Using Ipsedixit, lets have a look at the unit test again...
@RunWith(JUnit4IpsedixitTestRunner.class)
public class MyServiceUnitTest {
private MyService myService;
@Mock private MyDao myDao;
@Arbitrary private MyDomainObject myDomainObject;
@Arbitrary private Serializable primaryKey;

@Before
private void setup() {
myService = new MyService(myDao);
}

@Test
public void canGetDataFromDaoAndReturn() {
EasyMock.expect(myDao.load(primaryKey)).andReturn(myDomainObject);
EasyMock.replay(myDao);

MyDomainObject result = myService.findById(primaryKey);
Assert.assertSame(myDomainObject, resut);
EasyMock.verify(myService);
}
}
This has the advantage of the previous test in a number of ways:
  • I don't have to construct any test data at all. The @Arbitrary annotation will make Ipsedixit provide an instance for you.
  • I don't need to set up my mock. Ipsedixit can create one automatically using the @Mock annotation. You may also use Atunit for automocking, if you prefer.
  • My test code is reduced, meaning the intent of the test is clearer
For common Java types and primitives, Ipsedixit can provide random values. For example placing an @Arbitrary annotation before an int field will make Ipsedixit populate that field with a random number. String fields get random Strings. You can even customise how the random value is provided (ie, a string of a particular length, or a number in a certain range).

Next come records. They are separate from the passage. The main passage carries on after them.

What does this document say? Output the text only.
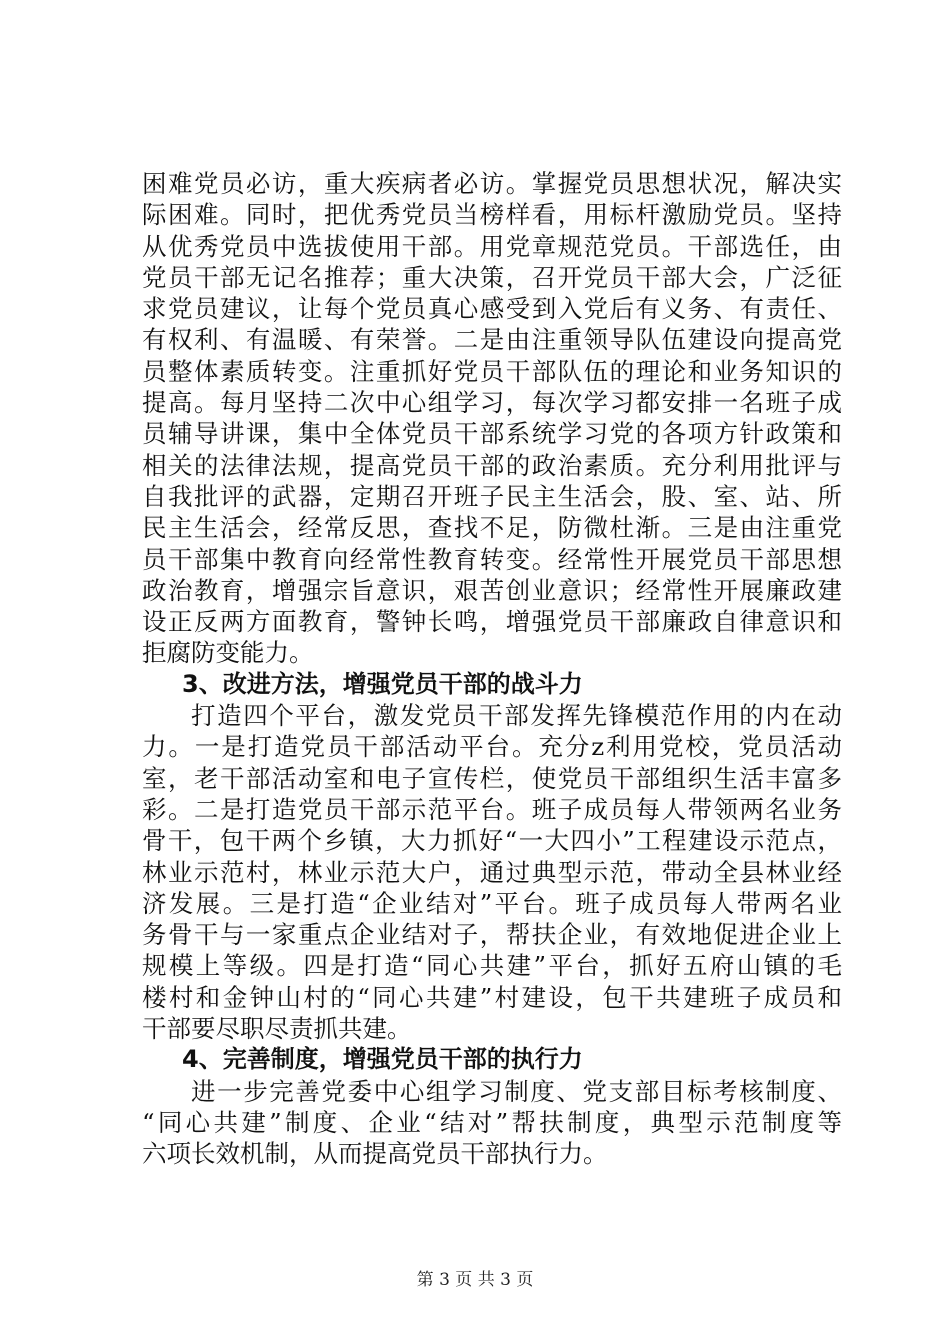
困难党员必访，重大疾病者必访。掌握党员思想状况，解决实
际困难。同时，把优秀党员当榜样看，用标杆激励党员。坚持
从优秀党员中选拔使用干部。用党章规范党员。干部选任，由
党员干部无记名推荐；重大决策，召开党员干部大会，广泛征
求党员建议，让每个党员真心感受到入党后有义务、有责任、
有权利、有温暖、有荣誉。二是由注重领导队伍建设向提高党
员整体素质转变。注重抓好党员干部队伍的理论和业务知识的
提高。每月坚持二次中心组学习，每次学习都安排一名班子成
员辅导讲课，集中全体党员干部系统学习党的各项方针政策和
相关的法律法规，提高党员干部的政治素质。充分利用批评与
自我批评的武器，定期召开班子民主生活会，股、室、站、所
民主生活会，经常反思，查找不足，防微杜渐。三是由注重党
员干部集中教育向经常性教育转变。经常性开展党员干部思想
政治教育，增强宗旨意识，艰苦创业意识；经常性开展廉政建
设正反两方面教育，警钟长鸣，增强党员干部廉政自律意识和
拒腐防变能力。
3、改进方法，增强党员干部的战斗力
打造四个平台，激发党员干部发挥先锋模范作用的内在动
力。一是打造党员干部活动平台。充分z利用党校，党员活动
室，老干部活动室和电子宣传栏，使党员干部组织生活丰富多
彩。二是打造党员干部示范平台。班子成员每人带领两名业务
骨干，包干两个乡镇，大力抓好“一大四小”工程建设示范点，
林业示范村，林业示范大户，通过典型示范，带动全县林业经
济发展。三是打造“企业结对”平台。班子成员每人带两名业
务骨干与一家重点企业结对子，帮扶企业，有效地促进企业上
规模上等级。四是打造“同心共建”平台，抓好五府山镇的毛
楼村和金钟山村的“同心共建”村建设，包干共建班子成员和
干部要尽职尽责抓共建。
4、完善制度，增强党员干部的执行力
进一步完善党委中心组学习制度、党支部目标考核制度、
“同心共建”制度、企业“结对”帮扶制度，典型示范制度等
六项长效机制，从而提高党员干部执行力。
第 3 页 共 3 页
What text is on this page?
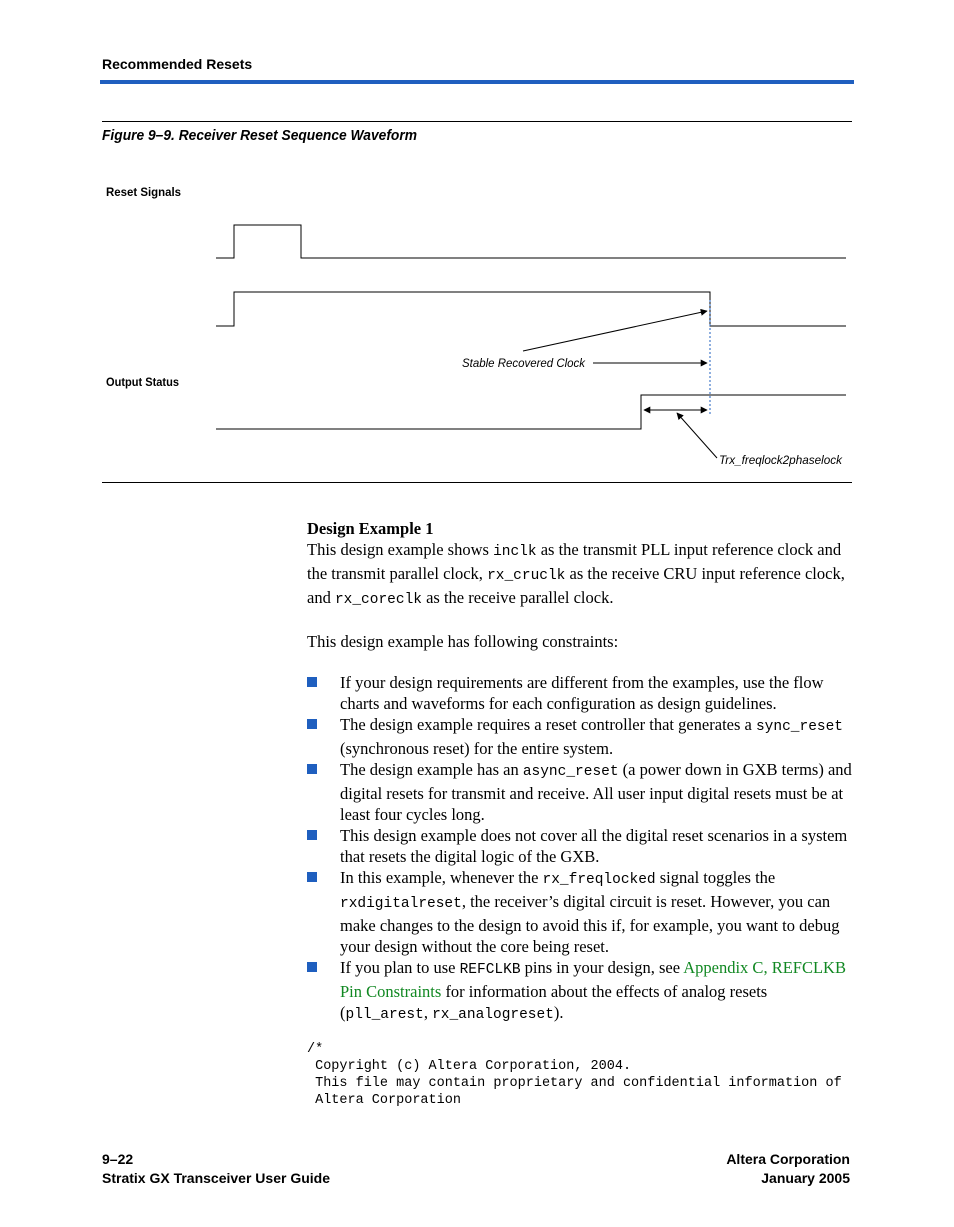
Recommended Resets
Figure 9–9. Receiver Reset Sequence Waveform
Reset Signals
Output Status
Stable Recovered Clock
Trx_freqlock2phaselock

Design Example 1

This design example shows inclk as the transmit PLL input reference clock and the transmit parallel clock, rx_cruclk as the receive CRU input reference clock, and rx_coreclk as the receive parallel clock.

This design example has following constraints:

If your design requirements are different from the examples, use the flow charts and waveforms for each configuration as design guidelines.
The design example requires a reset controller that generates a sync_reset (synchronous reset) for the entire system.
The design example has an async_reset (a power down in GXB terms) and digital resets for transmit and receive. All user input digital resets must be at least four cycles long.
This design example does not cover all the digital reset scenarios in a system that resets the digital logic of the GXB.
In this example, whenever the rx_freqlocked signal toggles the rxdigitalreset, the receiver’s digital circuit is reset. However, you can make changes to the design to avoid this if, for example, you want to debug your design without the core being reset.
If you plan to use REFCLKB pins in your design, see Appendix C, REFCLKB Pin Constraints for information about the effects of analog resets (pll_arest, rx_analogreset).
/*
Copyright (c) Altera Corporation, 2004.
This file may contain proprietary and confidential information of
Altera Corporation
9–22
Stratix GX Transceiver User Guide
Altera Corporation
January 2005
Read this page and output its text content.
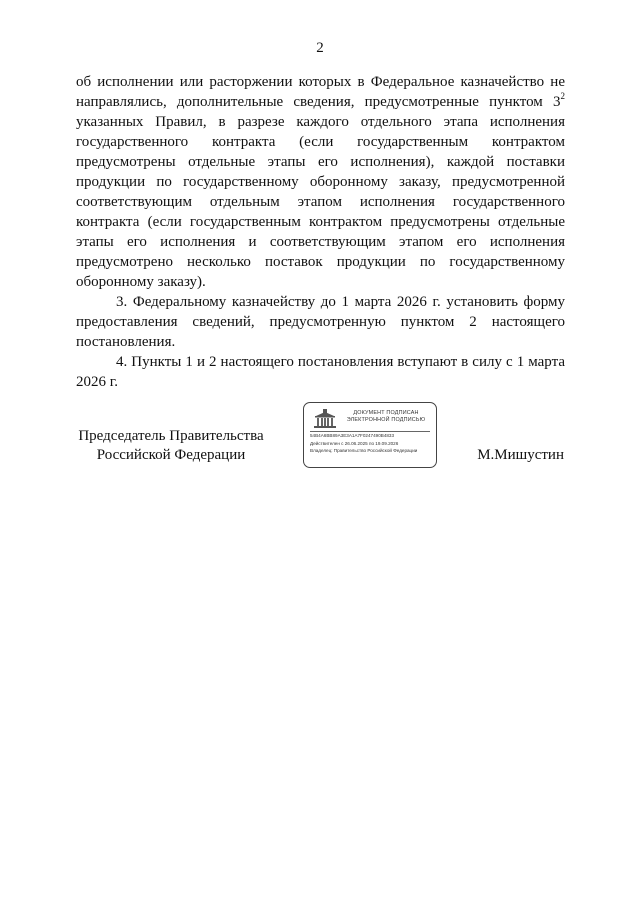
2

об исполнении или расторжении которых в Федеральное казначейство не направлялись, дополнительные сведения, предусмотренные пунктом $3^2$ указанных Правил, в разрезе каждого отдельного этапа исполнения государственного контракта (если государственным контрактом предусмотрены отдельные этапы его исполнения), каждой поставки продукции по государственному оборонному заказу, предусмотренной соответствующим отдельным этапом исполнения государственного контракта (если государственным контрактом предусмотрены отдельные этапы его исполнения и соответствующим этапом его исполнения предусмотрено несколько поставок продукции по государственному оборонному заказу).

3. Федеральному казначейству до 1 марта 2026 г. установить форму предоставления сведений, предусмотренную пунктом 2 настоящего постановления.

4. Пункты 1 и 2 настоящего постановления вступают в силу с 1 марта 2026 г.

Председатель Правительства
Российской Федерации
ДОКУМЕНТ ПОДПИСАН
ЭЛЕКТРОННОЙ ПОДПИСЬЮ
54B4A6BB89A3E3A1A7F0247490B4833
Действителен с 26.06.2025 по 19.09.2026
Владелец: Правительство Российской Федерации	М.Мишустин
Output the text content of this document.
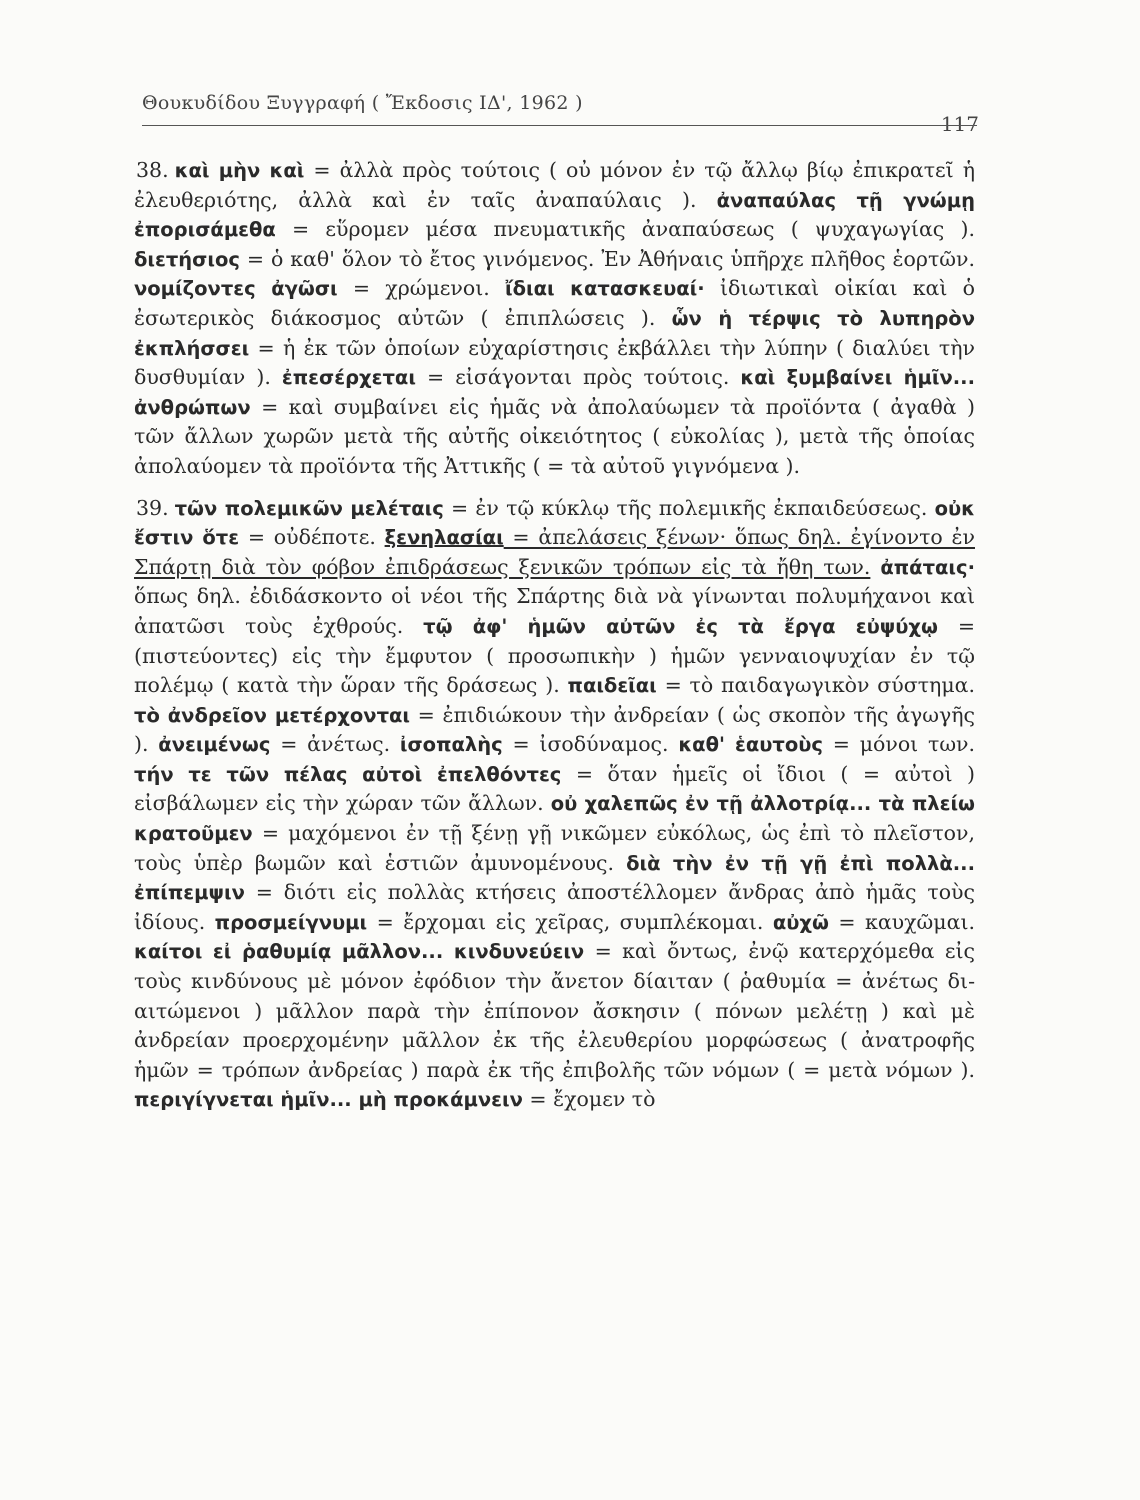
Θουκυδίδου Ξυγγραφή ( Ἔκδοσις ΙΔ', 1962 )
117

38. καὶ μὴν καὶ = ἀλλὰ πρὸς τούτοις ( οὐ μόνον ἐν τῷ ἄλλῳ βίῳ ἐπικρατεῖ ἡ ἐλευθεριότης, ἀλλὰ καὶ ἐν ταῖς ἀναπαύλαις ). ἀναπαύλας τῇ γνώμῃ ἐπορισάμεθα = εὕρομεν μέσα πνευματικῆς ἀναπαύσεως ( ψυχαγωγίας ). διετήσιος = ὁ καθ' ὅλον τὸ ἔτος γινόμενος. Ἐν Ἀθήναις ὑπῆρχε πλῆθος ἑορτῶν. νομίζοντες ἀγῶσι = χρώμενοι. ἴδιαι κατασκευαί· ἰδιωτικαὶ οἰκίαι καὶ ὁ ἐσωτερικὸς διάκοσμος αὐτῶν ( ἐπιπλώσεις ). ὧν ἡ τέρψις τὸ λυπηρὸν ἐκπλήσσει = ἡ ἐκ τῶν ὁποίων εὐχαρίστησις ἐκβάλλει τὴν λύπην ( διαλύει τὴν δυσθυμίαν ). ἐπεσέρχεται = εἰσάγονται πρὸς τούτοις. καὶ ξυμβαίνει ἡμῖν... ἀνθρώπων = καὶ συμβαίνει εἰς ἡμᾶς νὰ ἀπολαύωμεν τὰ προϊόντα ( ἀγαθὰ ) τῶν ἄλλων χωρῶν μετὰ τῆς αὐτῆς οἰκειότητος ( εὐκολίας ), μετὰ τῆς ὁποίας ἀπολαύομεν τὰ προϊόντα τῆς Ἀττικῆς ( = τὰ αὐτοῦ γιγνόμενα ).

39. τῶν πολεμικῶν μελέταις = ἐν τῷ κύκλῳ τῆς πολεμικῆς ἐκπαιδεύσεως. οὐκ ἔστιν ὅτε = οὐδέποτε. ξενηλασίαι = ἀπελάσεις ξένων· ὅπως δηλ. ἐγίνοντο ἐν Σπάρτῃ διὰ τὸν φόβον ἐπιδράσεως ξενικῶν τρόπων εἰς τὰ ἤθη των. ἀπάταις· ὅπως δηλ. ἐδιδάσκοντο οἱ νέοι τῆς Σπάρτης διὰ νὰ γίνωνται πολυμήχανοι καὶ ἀπατῶσι τοὺς ἐχθρούς. τῷ ἀφ' ἡμῶν αὐτῶν ἐς τὰ ἔργα εὐψύχῳ = (πιστεύοντες) εἰς τὴν ἔμφυτον ( προσωπικὴν ) ἡμῶν γενναιοψυχίαν ἐν τῷ πολέμῳ ( κατὰ τὴν ὥραν τῆς δράσεως ). παιδεῖαι = τὸ παιδαγωγικὸν σύστημα. τὸ ἀνδρεῖον μετέρχονται = ἐπιδιώκουν τὴν ἀνδρείαν ( ὡς σκοπὸν τῆς ἀγωγῆς ). ἀνειμένως = ἀνέτως. ἰσοπαλὴς = ἰσοδύναμος. καθ' ἑαυτοὺς = μόνοι των. τήν τε τῶν πέλας αὐτοὶ ἐπελθόντες = ὅταν ἡμεῖς οἱ ἴδιοι ( = αὐτοὶ ) εἰσβάλωμεν εἰς τὴν χώραν τῶν ἄλλων. οὐ χαλεπῶς ἐν τῇ ἀλλοτρίᾳ... τὰ πλείω κρατοῦμεν = μαχόμενοι ἐν τῇ ξένῃ γῇ νικῶμεν εὐκόλως, ὡς ἐπὶ τὸ πλεῖστον, τοὺς ὑπὲρ βωμῶν καὶ ἑστιῶν ἀμυνομένους. διὰ τὴν ἐν τῇ γῇ ἐπὶ πολλὰ... ἐπίπεμψιν = διότι εἰς πολλὰς κτήσεις ἀποστέλλομεν ἄνδρας ἀπὸ ἡμᾶς τοὺς ἰδίους. προσμείγνυμι = ἔρχομαι εἰς χεῖρας, συμπλέκομαι. αὐχῶ = καυχῶμαι. καίτοι εἰ ῥαθυμίᾳ μᾶλλον... κινδυνεύειν = καὶ ὄντως, ἐνῷ κατερχόμεθα εἰς τοὺς κινδύνους μὲ μόνον ἐφόδιον τὴν ἄνετον δίαιταν ( ῥαθυμία = ἀνέτως διαιτώμενοι ) μᾶλλον παρὰ τὴν ἐπίπονον ἄσκησιν ( πόνων μελέτῃ ) καὶ μὲ ἀνδρείαν προερχομένην μᾶλλον ἐκ τῆς ἐλευθερίου μορφώσεως ( ἀνατροφῆς ἡμῶν = τρόπων ἀνδρείας ) παρὰ ἐκ τῆς ἐπιβολῆς τῶν νόμων ( = μετὰ νόμων ). περιγίγνεται ἡμῖν... μὴ προκάμνειν = ἔχομεν τὸ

For other types, such as the ones in our example, Ipsedixit will provide a dynamic proxy. So, for the Serializable we get a JDK Proxy, and for MyDomainObject we get a CGLIB proxy. It doesn't actually matter what they are, but the point is that they are objects of the types we require.

Ipsedixit does not require any particular testing framework to run, but there are integration points for JUnit 3, JUnit 4, and Spring-Test. It would not be a hard ask to integrate TestNG and other frameworks either.

You might be surprised at how seemingly complicated tests can be simplified by introducing Ipsedixit. Give it a go today!